What's worse is that many of the most influential companies in China are owned by the government, or even direct subsidiaries of the People's Liberation Army. What these inefficient companies lose out on in revenue they more than make up for with advantageous political connections.

To look at only one example there is a deal pending between the Lenovo, China's top computer maker, and IBM, in which Lenovo will buy IBM's personal computer unit.

For decades, the United States (mostly by itself) has had regulations prohibiting the transfer of high-technology to China and Chinese corporations, for national security reasons. IBM's PC business may not be cutting edge anymore, but I still don't see how this sale can possibly meet the national security test.

Especially when the largest shareholder of Lenovo is the Chinese government.

I guess Bill Gates and others like him think that's all okay, though. Because hey, those Shanghai shopkeepers are so free to make money-- who are we to crush their romantic capitalistic spirit?

C'mon-- It's. Not. Like. China. Has. Ever. Stolen. Western. Technology. For. Use. By. Its. Military.

Wait a moment, why am I worrying? The world's richest man says China's cool, I guess that means they're cool, right? Who's going to disagree with that assessment?



I mean, who aside from him?

Comments:
Apart from piracy, Microsoft is also trying to convince China not to go with Linux. China has its own in-house version of Linux called Red Flag that is trying to position itself as the system of choice for government offices and major corporations.

China is highly suspicious of Microsoft and indeed of having to use many foreign products (unless you're talking about Russian jets or Israeli radar, that sort of thing).

A persistant conspiracy theory here is that Microsoft has built a secret "back door" into Windows that would allow it to snoop on any system running it.

Gates' comments are ridiculous on many levels. Not having the same "medical overhead" means that 80 percent of Chinese lack health insurance. And not in the U.S. way in which a hospital will eat the cost (albeit at the expense of your credit rating) and treat you anyway if you can't pay for a life-saving treatment.
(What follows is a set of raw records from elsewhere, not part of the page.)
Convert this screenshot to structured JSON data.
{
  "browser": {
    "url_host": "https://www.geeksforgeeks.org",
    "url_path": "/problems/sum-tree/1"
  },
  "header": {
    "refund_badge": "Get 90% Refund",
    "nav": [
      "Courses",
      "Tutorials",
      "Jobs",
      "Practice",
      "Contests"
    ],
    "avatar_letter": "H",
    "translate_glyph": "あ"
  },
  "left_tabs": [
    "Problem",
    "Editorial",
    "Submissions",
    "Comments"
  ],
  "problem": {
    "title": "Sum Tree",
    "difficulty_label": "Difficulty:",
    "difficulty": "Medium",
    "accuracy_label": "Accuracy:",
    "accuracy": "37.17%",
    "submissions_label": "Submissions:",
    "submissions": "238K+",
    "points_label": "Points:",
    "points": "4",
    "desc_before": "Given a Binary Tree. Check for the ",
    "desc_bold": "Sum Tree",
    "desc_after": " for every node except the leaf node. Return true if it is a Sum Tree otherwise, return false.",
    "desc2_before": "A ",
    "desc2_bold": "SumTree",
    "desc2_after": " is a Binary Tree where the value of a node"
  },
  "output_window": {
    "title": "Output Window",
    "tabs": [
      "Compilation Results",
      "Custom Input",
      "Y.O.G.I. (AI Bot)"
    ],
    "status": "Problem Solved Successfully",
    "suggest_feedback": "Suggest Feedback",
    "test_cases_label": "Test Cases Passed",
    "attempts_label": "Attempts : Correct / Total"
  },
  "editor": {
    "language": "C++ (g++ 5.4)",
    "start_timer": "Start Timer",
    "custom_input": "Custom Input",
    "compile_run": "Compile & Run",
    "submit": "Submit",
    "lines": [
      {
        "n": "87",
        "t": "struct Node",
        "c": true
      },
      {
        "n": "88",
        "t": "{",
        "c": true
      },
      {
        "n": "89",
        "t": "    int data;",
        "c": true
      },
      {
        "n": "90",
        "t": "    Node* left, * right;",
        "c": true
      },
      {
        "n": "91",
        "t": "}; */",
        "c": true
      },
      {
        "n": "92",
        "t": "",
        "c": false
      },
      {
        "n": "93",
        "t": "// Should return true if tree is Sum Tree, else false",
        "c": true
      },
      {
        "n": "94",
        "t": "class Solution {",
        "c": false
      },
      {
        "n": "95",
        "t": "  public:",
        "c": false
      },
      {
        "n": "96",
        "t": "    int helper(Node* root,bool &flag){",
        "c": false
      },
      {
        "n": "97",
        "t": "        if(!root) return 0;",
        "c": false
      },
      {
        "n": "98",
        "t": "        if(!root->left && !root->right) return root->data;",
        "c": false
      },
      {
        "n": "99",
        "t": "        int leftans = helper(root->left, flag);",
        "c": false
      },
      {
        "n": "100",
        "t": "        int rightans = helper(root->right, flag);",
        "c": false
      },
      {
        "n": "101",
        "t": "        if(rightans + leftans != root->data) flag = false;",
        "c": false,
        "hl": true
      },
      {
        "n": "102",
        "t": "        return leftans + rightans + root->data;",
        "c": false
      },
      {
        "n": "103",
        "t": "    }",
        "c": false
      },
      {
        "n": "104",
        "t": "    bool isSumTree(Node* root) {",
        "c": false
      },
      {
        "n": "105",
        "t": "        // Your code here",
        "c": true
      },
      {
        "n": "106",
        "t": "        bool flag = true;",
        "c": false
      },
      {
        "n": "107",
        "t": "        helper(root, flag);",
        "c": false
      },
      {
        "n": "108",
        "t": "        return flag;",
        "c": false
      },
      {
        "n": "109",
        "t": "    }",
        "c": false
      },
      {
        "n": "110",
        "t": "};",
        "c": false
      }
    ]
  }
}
If you have a life-threatening illness or injury in China and can't pay, you die.

China has come a long, long way from the Mao-era tyranny that permeated every into every level of society, including the family. Yet it's also far from some wondrous meritocracy driven by respect for deeply held libertarian priniciples.
 
Scott- thanks for your comments.

As for Windows backdoors, I'm using one right now.

Man, you should really delete all those "special" files you have on your hard drive-- what would your Mother say?